Cette précaution remonte à la guerre des Malouines de 1982, quand l’Argentine et le Royaume-Uni se sont affrontés pour la souveraineté de l’archipel de l’Atlantique Sud. Le conflit, qui a duré 74 jours, a causé 649 morts côté argentin et 255 côté anglais. Comme le rappelle RFI Sports au fil de son récit, le dossier a aussi laissé une trace profonde dans le football, notamment après le quart de finale du Mondial 1986 où Diego Maradona avait éliminé l’Angleterre avec deux buts, dont la célèbre « Main de Dieu ».
À l’issue de cette rencontre, Maradona avait évoqué une « vengeance », alors qu’il assurait avant le match que le football n’avait rien à voir avec la guerre. Le différend, lui, n’a pas disparu. Buenos Aires continue de revendiquer les Malouines, qui restent un symbole national en Argentine, tandis que l’archipel conserve une valeur stratégique pour la présence militaire britannique dans l’Atlantique Sud.
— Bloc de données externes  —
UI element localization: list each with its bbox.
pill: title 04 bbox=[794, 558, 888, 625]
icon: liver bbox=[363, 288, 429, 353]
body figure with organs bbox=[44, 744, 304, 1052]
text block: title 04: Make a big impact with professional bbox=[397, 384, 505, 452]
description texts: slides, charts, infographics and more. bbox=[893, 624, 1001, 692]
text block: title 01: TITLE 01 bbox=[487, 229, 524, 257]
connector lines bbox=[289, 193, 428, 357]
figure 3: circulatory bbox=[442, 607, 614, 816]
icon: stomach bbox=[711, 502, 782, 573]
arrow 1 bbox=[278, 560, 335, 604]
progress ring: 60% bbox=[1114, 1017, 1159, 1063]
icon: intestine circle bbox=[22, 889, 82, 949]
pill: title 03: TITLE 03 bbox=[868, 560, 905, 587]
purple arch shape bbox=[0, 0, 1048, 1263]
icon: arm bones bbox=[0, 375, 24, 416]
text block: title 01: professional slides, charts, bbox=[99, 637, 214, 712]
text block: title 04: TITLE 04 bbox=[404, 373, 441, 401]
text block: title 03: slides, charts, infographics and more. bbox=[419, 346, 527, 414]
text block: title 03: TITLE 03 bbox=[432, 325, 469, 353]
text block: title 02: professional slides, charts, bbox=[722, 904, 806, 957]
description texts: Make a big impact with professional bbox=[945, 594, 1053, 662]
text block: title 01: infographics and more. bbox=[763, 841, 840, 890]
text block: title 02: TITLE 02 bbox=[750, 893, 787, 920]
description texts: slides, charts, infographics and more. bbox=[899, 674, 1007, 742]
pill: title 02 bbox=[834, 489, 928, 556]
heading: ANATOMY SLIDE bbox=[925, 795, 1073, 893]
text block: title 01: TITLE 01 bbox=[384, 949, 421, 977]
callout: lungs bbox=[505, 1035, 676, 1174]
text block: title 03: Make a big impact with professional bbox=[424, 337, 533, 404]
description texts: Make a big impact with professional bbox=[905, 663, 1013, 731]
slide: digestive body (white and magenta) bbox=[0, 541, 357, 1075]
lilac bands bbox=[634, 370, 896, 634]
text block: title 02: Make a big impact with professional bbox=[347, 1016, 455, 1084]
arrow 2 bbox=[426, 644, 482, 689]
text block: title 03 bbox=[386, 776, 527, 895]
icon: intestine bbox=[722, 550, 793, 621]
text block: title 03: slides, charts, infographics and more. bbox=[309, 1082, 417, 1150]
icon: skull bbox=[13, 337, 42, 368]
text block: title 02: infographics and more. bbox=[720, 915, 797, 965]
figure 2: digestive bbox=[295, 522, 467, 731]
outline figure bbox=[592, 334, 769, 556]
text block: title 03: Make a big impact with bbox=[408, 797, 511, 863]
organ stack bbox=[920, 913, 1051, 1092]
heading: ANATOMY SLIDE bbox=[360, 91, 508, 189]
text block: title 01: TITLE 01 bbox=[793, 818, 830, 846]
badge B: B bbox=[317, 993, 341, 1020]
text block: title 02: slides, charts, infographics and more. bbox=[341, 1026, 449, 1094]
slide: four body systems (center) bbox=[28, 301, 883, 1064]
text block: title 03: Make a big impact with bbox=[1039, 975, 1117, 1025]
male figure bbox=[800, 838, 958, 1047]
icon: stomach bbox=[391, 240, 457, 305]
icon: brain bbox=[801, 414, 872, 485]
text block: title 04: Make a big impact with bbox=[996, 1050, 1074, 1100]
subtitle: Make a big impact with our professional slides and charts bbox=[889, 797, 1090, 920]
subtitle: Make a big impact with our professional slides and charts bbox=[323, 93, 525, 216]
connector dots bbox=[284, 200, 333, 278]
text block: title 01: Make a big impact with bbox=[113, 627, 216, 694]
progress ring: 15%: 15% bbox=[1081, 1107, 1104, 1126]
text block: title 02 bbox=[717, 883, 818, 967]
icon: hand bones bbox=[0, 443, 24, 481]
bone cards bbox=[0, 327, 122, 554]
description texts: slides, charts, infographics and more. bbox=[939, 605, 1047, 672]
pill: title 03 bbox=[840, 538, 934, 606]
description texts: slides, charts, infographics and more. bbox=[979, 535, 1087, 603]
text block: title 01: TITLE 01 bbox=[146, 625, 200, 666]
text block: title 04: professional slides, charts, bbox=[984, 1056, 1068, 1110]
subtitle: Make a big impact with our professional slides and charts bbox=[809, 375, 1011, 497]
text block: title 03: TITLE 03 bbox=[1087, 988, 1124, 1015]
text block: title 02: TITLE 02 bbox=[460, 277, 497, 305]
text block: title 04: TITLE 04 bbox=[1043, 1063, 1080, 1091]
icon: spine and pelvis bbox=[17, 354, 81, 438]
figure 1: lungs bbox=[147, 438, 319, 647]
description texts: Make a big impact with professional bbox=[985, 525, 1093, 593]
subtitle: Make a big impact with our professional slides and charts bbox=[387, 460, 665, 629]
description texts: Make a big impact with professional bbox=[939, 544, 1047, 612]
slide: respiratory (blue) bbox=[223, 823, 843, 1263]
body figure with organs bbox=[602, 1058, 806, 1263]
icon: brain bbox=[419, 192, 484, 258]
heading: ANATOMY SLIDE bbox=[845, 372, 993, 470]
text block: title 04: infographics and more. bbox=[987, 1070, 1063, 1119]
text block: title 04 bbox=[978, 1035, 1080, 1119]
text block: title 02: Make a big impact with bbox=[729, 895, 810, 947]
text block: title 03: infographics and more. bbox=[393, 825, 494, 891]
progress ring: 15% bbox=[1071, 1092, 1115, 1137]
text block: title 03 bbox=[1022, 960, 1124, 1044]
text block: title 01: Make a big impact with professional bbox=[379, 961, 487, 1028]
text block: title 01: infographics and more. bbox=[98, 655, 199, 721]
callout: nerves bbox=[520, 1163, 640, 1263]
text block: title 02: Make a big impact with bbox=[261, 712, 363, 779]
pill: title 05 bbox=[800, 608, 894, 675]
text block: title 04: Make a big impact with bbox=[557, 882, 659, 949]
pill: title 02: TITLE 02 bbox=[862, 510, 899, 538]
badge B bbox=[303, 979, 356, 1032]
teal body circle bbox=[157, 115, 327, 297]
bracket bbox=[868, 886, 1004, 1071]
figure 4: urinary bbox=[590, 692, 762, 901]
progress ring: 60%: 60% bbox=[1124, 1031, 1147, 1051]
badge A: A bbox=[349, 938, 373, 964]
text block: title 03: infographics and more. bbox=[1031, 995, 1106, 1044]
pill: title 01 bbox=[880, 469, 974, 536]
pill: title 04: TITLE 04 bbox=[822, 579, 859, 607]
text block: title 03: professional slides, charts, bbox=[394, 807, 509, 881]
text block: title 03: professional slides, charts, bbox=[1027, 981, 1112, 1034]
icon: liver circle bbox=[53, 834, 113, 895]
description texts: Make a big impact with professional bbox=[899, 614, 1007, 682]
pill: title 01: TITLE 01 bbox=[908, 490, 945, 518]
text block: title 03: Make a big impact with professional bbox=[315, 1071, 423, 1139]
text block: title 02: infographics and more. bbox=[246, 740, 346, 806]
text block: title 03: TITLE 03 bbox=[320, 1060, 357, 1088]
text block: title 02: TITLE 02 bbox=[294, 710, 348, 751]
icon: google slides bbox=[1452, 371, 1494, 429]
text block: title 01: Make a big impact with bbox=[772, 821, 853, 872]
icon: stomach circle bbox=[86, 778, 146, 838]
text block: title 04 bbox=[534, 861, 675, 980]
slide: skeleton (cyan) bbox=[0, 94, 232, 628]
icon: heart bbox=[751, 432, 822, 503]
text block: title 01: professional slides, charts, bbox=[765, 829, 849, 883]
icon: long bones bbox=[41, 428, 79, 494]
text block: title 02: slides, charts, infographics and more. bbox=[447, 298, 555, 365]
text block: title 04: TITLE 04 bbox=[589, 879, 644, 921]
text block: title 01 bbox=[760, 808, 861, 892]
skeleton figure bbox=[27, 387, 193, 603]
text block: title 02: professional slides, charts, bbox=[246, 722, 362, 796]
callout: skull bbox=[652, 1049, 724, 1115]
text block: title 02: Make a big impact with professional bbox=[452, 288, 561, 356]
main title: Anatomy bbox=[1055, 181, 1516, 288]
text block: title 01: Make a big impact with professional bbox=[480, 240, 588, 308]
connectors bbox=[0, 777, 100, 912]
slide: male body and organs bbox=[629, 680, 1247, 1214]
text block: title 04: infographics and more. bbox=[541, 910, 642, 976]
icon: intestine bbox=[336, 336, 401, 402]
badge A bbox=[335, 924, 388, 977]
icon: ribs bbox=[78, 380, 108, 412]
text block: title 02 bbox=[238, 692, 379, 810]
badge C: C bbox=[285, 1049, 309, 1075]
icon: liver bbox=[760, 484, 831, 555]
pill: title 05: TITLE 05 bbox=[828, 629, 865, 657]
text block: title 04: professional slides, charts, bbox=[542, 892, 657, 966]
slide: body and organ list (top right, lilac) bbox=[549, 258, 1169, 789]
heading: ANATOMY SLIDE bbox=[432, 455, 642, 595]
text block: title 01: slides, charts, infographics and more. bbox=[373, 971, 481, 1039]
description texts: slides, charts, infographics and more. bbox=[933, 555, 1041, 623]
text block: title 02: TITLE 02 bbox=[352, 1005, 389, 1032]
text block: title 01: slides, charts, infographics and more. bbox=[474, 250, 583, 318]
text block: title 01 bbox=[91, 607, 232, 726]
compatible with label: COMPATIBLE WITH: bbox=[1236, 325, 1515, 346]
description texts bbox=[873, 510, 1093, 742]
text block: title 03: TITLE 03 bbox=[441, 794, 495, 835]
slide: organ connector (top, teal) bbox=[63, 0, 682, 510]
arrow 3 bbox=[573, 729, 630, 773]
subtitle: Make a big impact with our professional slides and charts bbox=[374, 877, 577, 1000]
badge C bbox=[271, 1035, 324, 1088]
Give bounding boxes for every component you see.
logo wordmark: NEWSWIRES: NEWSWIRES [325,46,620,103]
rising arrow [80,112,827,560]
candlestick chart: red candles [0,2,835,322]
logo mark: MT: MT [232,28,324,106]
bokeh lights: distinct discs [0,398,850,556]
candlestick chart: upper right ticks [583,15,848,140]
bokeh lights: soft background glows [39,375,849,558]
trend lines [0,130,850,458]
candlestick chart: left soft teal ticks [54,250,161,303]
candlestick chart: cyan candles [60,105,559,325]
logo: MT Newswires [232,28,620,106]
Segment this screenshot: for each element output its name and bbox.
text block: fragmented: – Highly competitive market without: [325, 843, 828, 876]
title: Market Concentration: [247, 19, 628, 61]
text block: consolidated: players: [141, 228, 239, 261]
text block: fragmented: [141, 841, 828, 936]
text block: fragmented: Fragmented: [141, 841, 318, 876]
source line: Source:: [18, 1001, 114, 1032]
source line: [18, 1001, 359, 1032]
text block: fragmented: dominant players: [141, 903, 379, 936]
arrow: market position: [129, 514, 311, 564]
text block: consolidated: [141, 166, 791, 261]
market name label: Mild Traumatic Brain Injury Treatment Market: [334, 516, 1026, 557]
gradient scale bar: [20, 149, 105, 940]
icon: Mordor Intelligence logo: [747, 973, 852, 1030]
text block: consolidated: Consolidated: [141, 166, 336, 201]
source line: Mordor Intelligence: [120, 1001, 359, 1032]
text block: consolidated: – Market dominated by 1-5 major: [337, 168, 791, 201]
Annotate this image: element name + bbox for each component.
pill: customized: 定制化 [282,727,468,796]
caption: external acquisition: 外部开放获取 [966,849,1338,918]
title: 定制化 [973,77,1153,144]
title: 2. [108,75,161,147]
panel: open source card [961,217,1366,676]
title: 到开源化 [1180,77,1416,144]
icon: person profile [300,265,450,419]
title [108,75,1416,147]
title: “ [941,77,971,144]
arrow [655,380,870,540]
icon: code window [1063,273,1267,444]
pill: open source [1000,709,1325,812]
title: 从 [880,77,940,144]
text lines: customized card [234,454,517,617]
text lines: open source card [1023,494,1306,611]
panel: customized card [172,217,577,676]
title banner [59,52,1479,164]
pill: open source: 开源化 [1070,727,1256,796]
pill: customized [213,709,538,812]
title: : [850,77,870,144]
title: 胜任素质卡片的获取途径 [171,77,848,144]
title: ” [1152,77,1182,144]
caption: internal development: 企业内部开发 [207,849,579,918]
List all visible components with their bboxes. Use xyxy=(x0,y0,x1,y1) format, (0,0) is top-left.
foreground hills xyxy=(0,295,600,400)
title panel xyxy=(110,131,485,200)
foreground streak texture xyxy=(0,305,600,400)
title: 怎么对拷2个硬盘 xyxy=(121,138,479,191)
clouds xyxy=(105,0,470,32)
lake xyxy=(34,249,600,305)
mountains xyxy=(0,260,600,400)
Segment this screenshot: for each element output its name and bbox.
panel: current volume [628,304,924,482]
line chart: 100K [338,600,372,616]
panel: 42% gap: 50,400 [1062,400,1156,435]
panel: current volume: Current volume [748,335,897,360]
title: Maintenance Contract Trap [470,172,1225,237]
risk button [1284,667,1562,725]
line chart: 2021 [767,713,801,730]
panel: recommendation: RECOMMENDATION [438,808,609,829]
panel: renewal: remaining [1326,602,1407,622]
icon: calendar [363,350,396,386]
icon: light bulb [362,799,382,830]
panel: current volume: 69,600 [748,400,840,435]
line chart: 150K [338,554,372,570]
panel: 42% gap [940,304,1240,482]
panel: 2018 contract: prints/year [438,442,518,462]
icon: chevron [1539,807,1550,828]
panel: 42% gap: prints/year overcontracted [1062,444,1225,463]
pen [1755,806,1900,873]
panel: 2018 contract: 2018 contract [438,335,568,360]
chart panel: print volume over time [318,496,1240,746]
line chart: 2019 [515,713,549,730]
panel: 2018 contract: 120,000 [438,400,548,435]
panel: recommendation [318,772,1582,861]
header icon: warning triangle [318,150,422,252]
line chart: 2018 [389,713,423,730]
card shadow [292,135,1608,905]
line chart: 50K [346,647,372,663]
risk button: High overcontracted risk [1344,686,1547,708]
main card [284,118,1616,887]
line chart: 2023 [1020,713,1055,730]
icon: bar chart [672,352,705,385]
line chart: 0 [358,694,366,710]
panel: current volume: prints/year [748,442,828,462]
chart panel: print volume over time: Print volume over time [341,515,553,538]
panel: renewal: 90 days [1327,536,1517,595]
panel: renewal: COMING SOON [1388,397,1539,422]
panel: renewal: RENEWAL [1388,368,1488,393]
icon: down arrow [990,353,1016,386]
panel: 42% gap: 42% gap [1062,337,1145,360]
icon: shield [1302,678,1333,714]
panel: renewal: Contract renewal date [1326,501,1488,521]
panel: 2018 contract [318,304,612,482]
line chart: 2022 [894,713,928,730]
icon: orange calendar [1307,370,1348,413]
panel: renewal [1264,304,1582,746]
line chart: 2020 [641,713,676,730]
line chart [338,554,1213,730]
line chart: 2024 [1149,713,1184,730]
Dans ce contexte, il reste improbable de voir l’Argentin Facundo Tello arbitrer l’Angleterre, tout comme les Anglais Michael Oliver et Anthony Taylor ne sont pas retenus pour les matches de l’Albiceleste. Anthony Taylor avait d’ailleurs été envisagé pour la finale du Mondial 2022 entre la France et l’Argentine, sans pouvoir être désigné.